Presenting Neural Networks via Coherent Functors

TL;DR

This paper introduces a novel approach to representing neural networks as coherent categories, framing inference as a formal extension problem within category theory, bridging machine learning and logical theories.

Contribution

It develops a categorical framework that models neural networks as coherent categories, enabling formal reasoning about network inference and architecture.

Findings

Neural networks can be represented as models of coherent theories.

Inference corresponds to a lifting problem in the 2-category of coherent categories.
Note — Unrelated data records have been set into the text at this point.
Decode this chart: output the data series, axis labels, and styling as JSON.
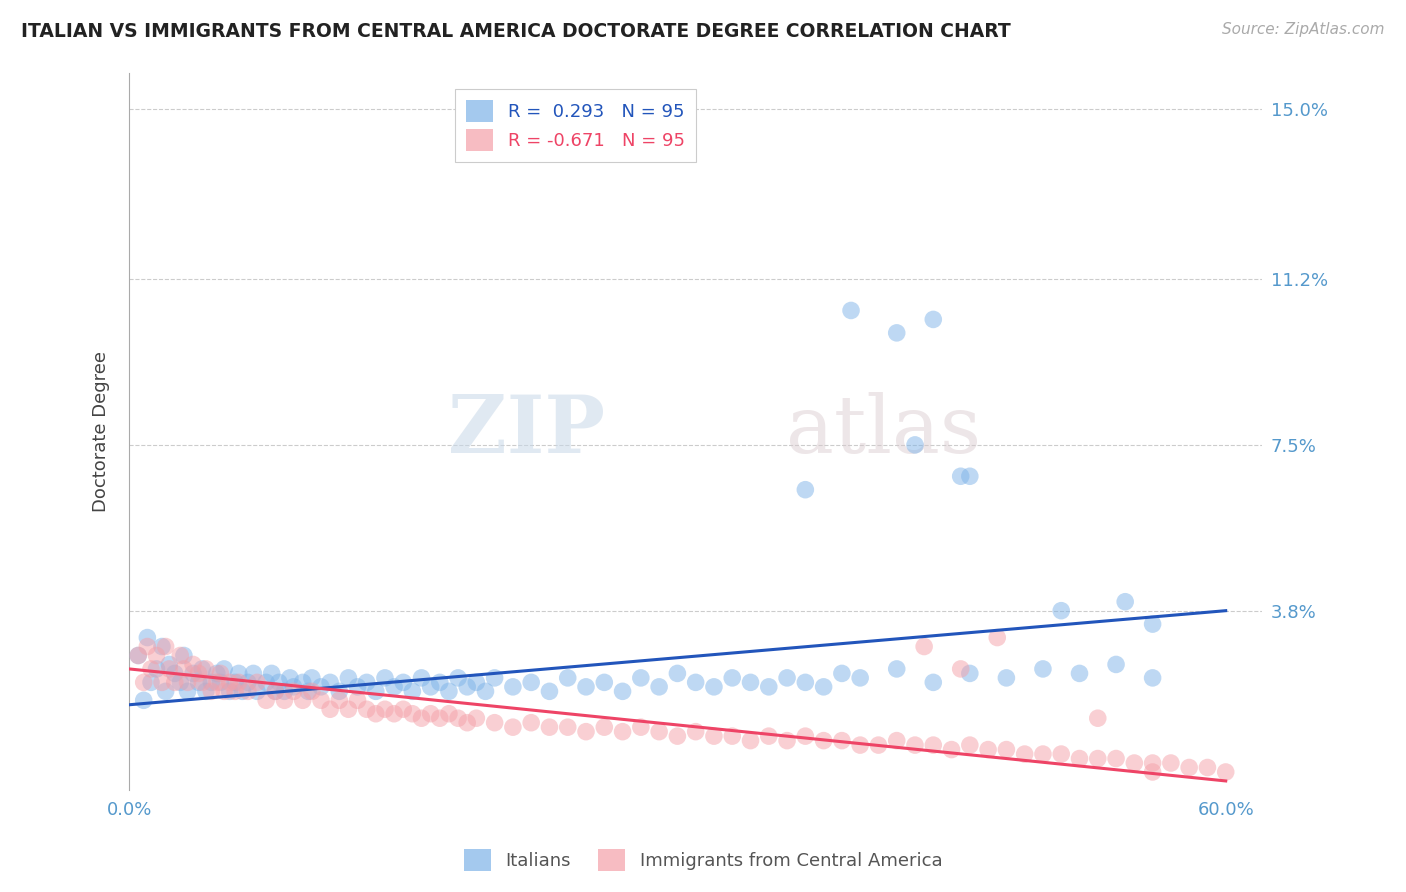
{
  "title": "ITALIAN VS IMMIGRANTS FROM CENTRAL AMERICA DOCTORATE DEGREE CORRELATION CHART",
  "source": "Source: ZipAtlas.com",
  "ylabel": "Doctorate Degree",
  "xlim": [
    0.0,
    0.62
  ],
  "ylim": [
    -0.002,
    0.158
  ],
  "yticks": [
    0.0,
    0.038,
    0.075,
    0.112,
    0.15
  ],
  "ytick_labels": [
    "",
    "3.8%",
    "7.5%",
    "11.2%",
    "15.0%"
  ],
  "xticks": [
    0.0,
    0.1,
    0.2,
    0.3,
    0.4,
    0.5,
    0.6
  ],
  "xtick_labels": [
    "0.0%",
    "",
    "",
    "",
    "",
    "",
    "60.0%"
  ],
  "blue_color": "#7EB3E8",
  "pink_color": "#F4A0A8",
  "blue_line_color": "#2255BB",
  "pink_line_color": "#EE4466",
  "title_color": "#222222",
  "axis_label_color": "#444444",
  "tick_color": "#5599CC",
  "grid_color": "#CCCCCC",
  "watermark_zip": "ZIP",
  "watermark_atlas": "atlas",
  "legend_blue_r": "R =  0.293",
  "legend_blue_n": "N = 95",
  "legend_pink_r": "R = -0.671",
  "legend_pink_n": "N = 95",
  "blue_scatter_x": [
    0.005,
    0.008,
    0.01,
    0.012,
    0.015,
    0.018,
    0.02,
    0.022,
    0.025,
    0.028,
    0.03,
    0.032,
    0.035,
    0.038,
    0.04,
    0.042,
    0.045,
    0.048,
    0.05,
    0.052,
    0.055,
    0.058,
    0.06,
    0.062,
    0.065,
    0.068,
    0.07,
    0.075,
    0.078,
    0.08,
    0.082,
    0.085,
    0.088,
    0.09,
    0.095,
    0.098,
    0.1,
    0.105,
    0.11,
    0.115,
    0.12,
    0.125,
    0.13,
    0.135,
    0.14,
    0.145,
    0.15,
    0.155,
    0.16,
    0.165,
    0.17,
    0.175,
    0.18,
    0.185,
    0.19,
    0.195,
    0.2,
    0.21,
    0.22,
    0.23,
    0.24,
    0.25,
    0.26,
    0.27,
    0.28,
    0.29,
    0.3,
    0.31,
    0.32,
    0.33,
    0.34,
    0.35,
    0.36,
    0.37,
    0.38,
    0.39,
    0.4,
    0.42,
    0.44,
    0.46,
    0.48,
    0.5,
    0.52,
    0.54,
    0.56,
    0.37,
    0.43,
    0.455,
    0.51,
    0.545,
    0.42,
    0.395,
    0.44,
    0.46,
    0.56
  ],
  "blue_scatter_y": [
    0.028,
    0.018,
    0.032,
    0.022,
    0.025,
    0.03,
    0.02,
    0.026,
    0.024,
    0.022,
    0.028,
    0.02,
    0.024,
    0.022,
    0.025,
    0.02,
    0.022,
    0.024,
    0.022,
    0.025,
    0.02,
    0.022,
    0.024,
    0.02,
    0.022,
    0.024,
    0.02,
    0.022,
    0.024,
    0.02,
    0.022,
    0.02,
    0.023,
    0.021,
    0.022,
    0.02,
    0.023,
    0.021,
    0.022,
    0.02,
    0.023,
    0.021,
    0.022,
    0.02,
    0.023,
    0.021,
    0.022,
    0.02,
    0.023,
    0.021,
    0.022,
    0.02,
    0.023,
    0.021,
    0.022,
    0.02,
    0.023,
    0.021,
    0.022,
    0.02,
    0.023,
    0.021,
    0.022,
    0.02,
    0.023,
    0.021,
    0.024,
    0.022,
    0.021,
    0.023,
    0.022,
    0.021,
    0.023,
    0.022,
    0.021,
    0.024,
    0.023,
    0.025,
    0.022,
    0.024,
    0.023,
    0.025,
    0.024,
    0.026,
    0.023,
    0.065,
    0.075,
    0.068,
    0.038,
    0.04,
    0.1,
    0.105,
    0.103,
    0.068,
    0.035
  ],
  "pink_scatter_x": [
    0.005,
    0.008,
    0.01,
    0.012,
    0.015,
    0.018,
    0.02,
    0.022,
    0.025,
    0.028,
    0.03,
    0.032,
    0.035,
    0.038,
    0.04,
    0.042,
    0.045,
    0.048,
    0.05,
    0.052,
    0.055,
    0.058,
    0.06,
    0.065,
    0.07,
    0.075,
    0.08,
    0.085,
    0.09,
    0.095,
    0.1,
    0.105,
    0.11,
    0.115,
    0.12,
    0.125,
    0.13,
    0.135,
    0.14,
    0.145,
    0.15,
    0.155,
    0.16,
    0.165,
    0.17,
    0.175,
    0.18,
    0.185,
    0.19,
    0.2,
    0.21,
    0.22,
    0.23,
    0.24,
    0.25,
    0.26,
    0.27,
    0.28,
    0.29,
    0.3,
    0.31,
    0.32,
    0.33,
    0.34,
    0.35,
    0.36,
    0.37,
    0.38,
    0.39,
    0.4,
    0.41,
    0.42,
    0.43,
    0.44,
    0.45,
    0.46,
    0.47,
    0.48,
    0.49,
    0.5,
    0.51,
    0.52,
    0.53,
    0.54,
    0.55,
    0.56,
    0.57,
    0.58,
    0.59,
    0.6,
    0.435,
    0.455,
    0.475,
    0.53,
    0.56
  ],
  "pink_scatter_y": [
    0.028,
    0.022,
    0.03,
    0.025,
    0.028,
    0.022,
    0.03,
    0.025,
    0.022,
    0.028,
    0.025,
    0.022,
    0.026,
    0.024,
    0.022,
    0.025,
    0.02,
    0.022,
    0.024,
    0.02,
    0.022,
    0.02,
    0.022,
    0.02,
    0.022,
    0.018,
    0.02,
    0.018,
    0.02,
    0.018,
    0.02,
    0.018,
    0.016,
    0.018,
    0.016,
    0.018,
    0.016,
    0.015,
    0.016,
    0.015,
    0.016,
    0.015,
    0.014,
    0.015,
    0.014,
    0.015,
    0.014,
    0.013,
    0.014,
    0.013,
    0.012,
    0.013,
    0.012,
    0.012,
    0.011,
    0.012,
    0.011,
    0.012,
    0.011,
    0.01,
    0.011,
    0.01,
    0.01,
    0.009,
    0.01,
    0.009,
    0.01,
    0.009,
    0.009,
    0.008,
    0.008,
    0.009,
    0.008,
    0.008,
    0.007,
    0.008,
    0.007,
    0.007,
    0.006,
    0.006,
    0.006,
    0.005,
    0.005,
    0.005,
    0.004,
    0.004,
    0.004,
    0.003,
    0.003,
    0.002,
    0.03,
    0.025,
    0.032,
    0.014,
    0.002
  ],
  "blue_trendline_x": [
    0.0,
    0.6
  ],
  "blue_trendline_y": [
    0.017,
    0.038
  ],
  "pink_trendline_x": [
    0.0,
    0.6
  ],
  "pink_trendline_y": [
    0.025,
    0.0
  ]
}
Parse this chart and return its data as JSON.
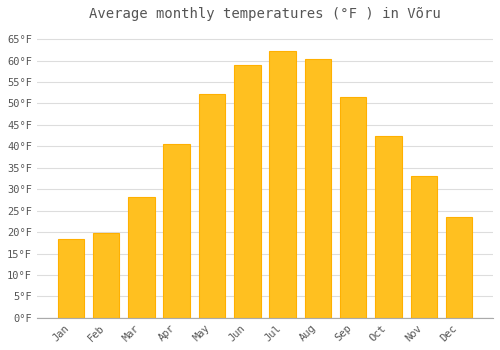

Framework encompasses various architectures including sparse and convolutional networks.

Abstract

This paper develops a methodology for representing machine learning models as models of formal theories, grounded in the perspective that machine learning models are a form of database and that databases are models of theories in coherent logic. Two intermediate results support this approach: any functorial database schema has an associated $\kappa$-coherent theory whose models coincide with its instances, and data may be hard-coded into a coherent category such that any model of the resulting theory necessarily contains it. These tools are used to show that any dense feed-forward neural network architecture over the floating point numbers may be presented as a coherent category $G$ whose $Set$-models are the networks of that architecture, with inference arising as the precomposition functor $Coh(\iota, Set)$ along a coherent functor $\iota : RSpan(a_0, a_n) \rightarrow G$. This representation is extended to networks with weight and bias fixing and tying, encompassing sparse and convolutional architectures, via a 2-coequaliser construction in $Coh_\sim$. Taken together, these results recast neural network inference as an extension problem in the 2-category $Coh_\sim$ of coherent categories, supporting the interpretation of a network architecture as a formal hypothesis about the structure of data and of model training as a lifting of a dataset into a more constrained theory.